Tout ça pour dire qu’on vit dans une société qui se complait dans la consommation. Dans laquelle on a créé la notion de besoin et service. On ne cherche plus à faire soi même. On ne cherche plus à prendre plaisir à découvrir et faire les choses. Tout va tellement vite que ce que je suis en train d’écrire sera obsolète dans 3 mois.

Alors l’inflation, le pouvoir d’achat, les guerres, les attentats, les allocations familiales, le chômage, le président de la république et son icône de mode qui lui sert de femme, le grand cirque politique, les lycéens qui crient au secours, les français qui ne savent plus comment boucler leur fins de mois tellement ils sont surendettés, on s’en fout.

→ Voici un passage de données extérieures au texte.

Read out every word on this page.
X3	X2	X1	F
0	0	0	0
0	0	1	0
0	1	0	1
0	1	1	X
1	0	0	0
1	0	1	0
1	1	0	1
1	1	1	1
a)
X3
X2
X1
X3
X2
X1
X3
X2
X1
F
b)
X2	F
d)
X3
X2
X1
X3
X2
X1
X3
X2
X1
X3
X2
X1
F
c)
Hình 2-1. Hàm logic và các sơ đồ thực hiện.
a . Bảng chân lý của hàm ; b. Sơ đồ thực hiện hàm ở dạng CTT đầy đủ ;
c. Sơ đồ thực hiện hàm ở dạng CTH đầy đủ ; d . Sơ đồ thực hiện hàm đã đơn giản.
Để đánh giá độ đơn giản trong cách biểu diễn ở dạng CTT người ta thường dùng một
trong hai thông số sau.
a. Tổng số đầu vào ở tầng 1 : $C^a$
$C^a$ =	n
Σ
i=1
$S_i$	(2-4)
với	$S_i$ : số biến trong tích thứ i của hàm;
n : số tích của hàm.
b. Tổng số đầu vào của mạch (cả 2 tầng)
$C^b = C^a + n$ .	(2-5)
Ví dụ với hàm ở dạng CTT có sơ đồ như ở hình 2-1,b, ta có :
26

Après tout, ce n’est qu’une majorité minoritaire dans le pays. Parce que ce ne sont pas eux qui ont l’argent et qui sont intéressant.

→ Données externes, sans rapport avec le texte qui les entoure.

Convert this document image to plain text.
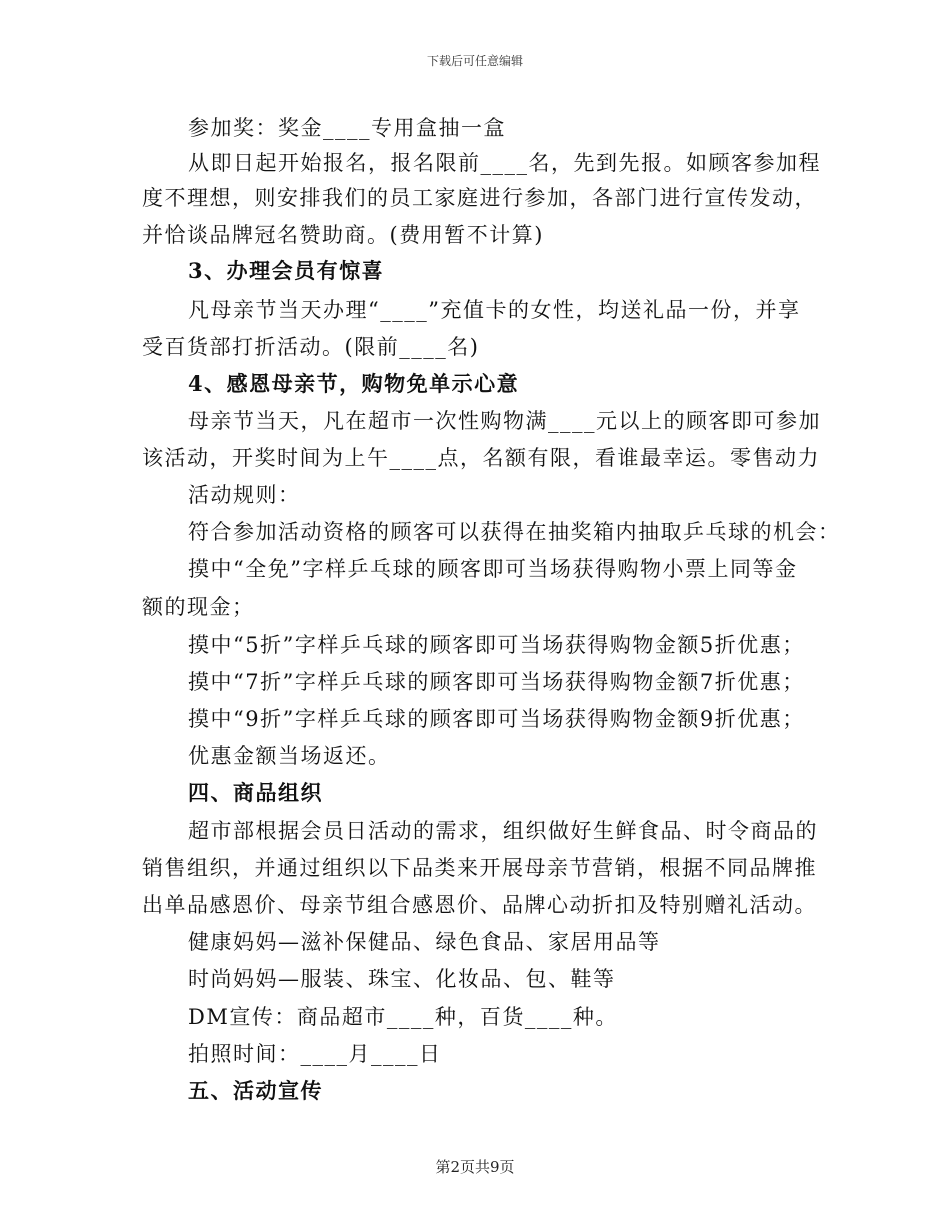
下载后可任意编辑
参加奖：奖金____专用盒抽一盒
从即日起开始报名，报名限前____名，先到先报。如顾客参加程
度不理想，则安排我们的员工家庭进行参加，各部门进行宣传发动，
并恰谈品牌冠名赞助商。(费用暂不计算)
3、办理会员有惊喜
凡母亲节当天办理“____”充值卡的女性，均送礼品一份，并享
受百货部打折活动。(限前____名)
4、感恩母亲节，购物免单示心意
母亲节当天，凡在超市一次性购物满____元以上的顾客即可参加
该活动，开奖时间为上午____点，名额有限，看谁最幸运。零售动力
活动规则：
符合参加活动资格的顾客可以获得在抽奖箱内抽取乒乓球的机会：
摸中“全免”字样乒乓球的顾客即可当场获得购物小票上同等金
额的现金；
摸中“5折”字样乒乓球的顾客即可当场获得购物金额5折优惠；
摸中“7折”字样乒乓球的顾客即可当场获得购物金额7折优惠；
摸中“9折”字样乒乓球的顾客即可当场获得购物金额9折优惠；
优惠金额当场返还。
四、商品组织
超市部根据会员日活动的需求，组织做好生鲜食品、时令商品的
销售组织，并通过组织以下品类来开展母亲节营销，根据不同品牌推
出单品感恩价、母亲节组合感恩价、品牌心动折扣及特别赠礼活动。
健康妈妈—滋补保健品、绿色食品、家居用品等
时尚妈妈—服装、珠宝、化妆品、包、鞋等
DM宣传：商品超市____种，百货____种。
拍照时间：____月____日
五、活动宣传
第2页共9页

Bref. Ce matin, il faisait beau. Il était 8h. Et ensuite, je suis allée m’inscrire aux Assédics et à l’Anpe avec le sourire. Dans ma petite caboche égratignée, j’avais une chanson assez ancienne, chantée par un groupe s’appelant Les Escros (je ne sais pas s’ils existent encore…), une chanson au doux nom d’Assédic… sur un petit air de Bossa…

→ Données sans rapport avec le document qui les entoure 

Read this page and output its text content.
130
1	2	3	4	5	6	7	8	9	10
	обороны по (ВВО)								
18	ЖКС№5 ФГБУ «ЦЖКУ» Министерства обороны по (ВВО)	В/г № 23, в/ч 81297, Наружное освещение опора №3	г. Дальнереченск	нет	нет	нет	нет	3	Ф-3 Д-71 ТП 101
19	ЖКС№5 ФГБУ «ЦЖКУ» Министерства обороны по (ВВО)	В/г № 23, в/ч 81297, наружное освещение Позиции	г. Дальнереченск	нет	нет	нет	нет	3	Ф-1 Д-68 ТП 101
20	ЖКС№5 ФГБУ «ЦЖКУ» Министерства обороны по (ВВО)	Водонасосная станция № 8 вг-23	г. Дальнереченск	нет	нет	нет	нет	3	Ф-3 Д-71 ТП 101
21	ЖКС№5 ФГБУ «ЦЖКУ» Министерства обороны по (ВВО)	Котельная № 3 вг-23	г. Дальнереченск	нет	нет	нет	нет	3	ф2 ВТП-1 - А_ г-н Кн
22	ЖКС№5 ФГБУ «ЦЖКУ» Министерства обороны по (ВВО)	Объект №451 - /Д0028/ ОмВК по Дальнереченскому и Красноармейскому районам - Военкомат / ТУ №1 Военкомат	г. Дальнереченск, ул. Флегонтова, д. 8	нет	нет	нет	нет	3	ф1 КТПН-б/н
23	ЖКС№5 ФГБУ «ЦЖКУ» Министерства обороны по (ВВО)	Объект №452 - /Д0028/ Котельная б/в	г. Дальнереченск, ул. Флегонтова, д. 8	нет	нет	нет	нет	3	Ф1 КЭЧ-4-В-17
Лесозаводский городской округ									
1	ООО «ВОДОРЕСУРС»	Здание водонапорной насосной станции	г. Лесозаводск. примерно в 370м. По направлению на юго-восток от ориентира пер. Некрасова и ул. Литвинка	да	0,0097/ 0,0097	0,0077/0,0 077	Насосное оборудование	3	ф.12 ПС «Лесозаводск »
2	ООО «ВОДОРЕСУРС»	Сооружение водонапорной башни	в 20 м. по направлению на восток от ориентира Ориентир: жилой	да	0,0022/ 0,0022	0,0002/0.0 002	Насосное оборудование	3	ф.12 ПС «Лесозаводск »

Ça faisait beaucoup en une fois, et sur le coup, j’ai juste éclaté de rire… Parce que trop c’est trop et qu’au final on aurait davantage cru à une belle blague qu’à la réalité…

 

 

14.04.2008

Pénélope

Premier jour de "repos".

 

Alors histoire de ne pas tourner en rond dans l'appartement ce matin, direction l'UGC des Halles... Ah comme les mauvaises habitudes reviennent à grands pas...

 

Après les déboires de la semaine dernière, Crimes à Oxford et Horton, j'avais juste envie de voir un film qui fasse un peu rêver.

 

Mon choix s'est arrêté sur Pénélope.

358906467.jpgPénélope (source Allociné) :

Film de Mark Palansky

Avec Christina Ricci, James McAvoy, Catherine O'Hara

Film allemand, américain, britannique.

Genre : Comédie dramatique, Fantastique

Durée : 1h 41min.

Année de production : 2006

Titre original : Penelope

Distribué par ARP Sélection

 

 

Résumé :

"Une sorcière a jeté un sort sur la première fille qui nait dans la famille Wilhern : Pénélope. Pour y échapper, elle devra épouser un garçon issu de la noblesse. Pénélope est une romantique. Elle décide de fuir loin de sa famille et d'affronter le Monde. Elle découvrira que le mauvais sort, il faut l'ignorer et s'accepter telle qu'elle est."

 

Tout d'abord, soyons honnête. Je ne serai pas tout à fait objective en parlant de ce film. Peut être parce que j’aime beaucoup Christina Ricci. Depuis ses débuts dans la Famille Addams. Peut être à case de Reese Witherspoon…Peut être à cause de l’aspect fantastique du film. Peut être… il y a plein de peut être en réalité.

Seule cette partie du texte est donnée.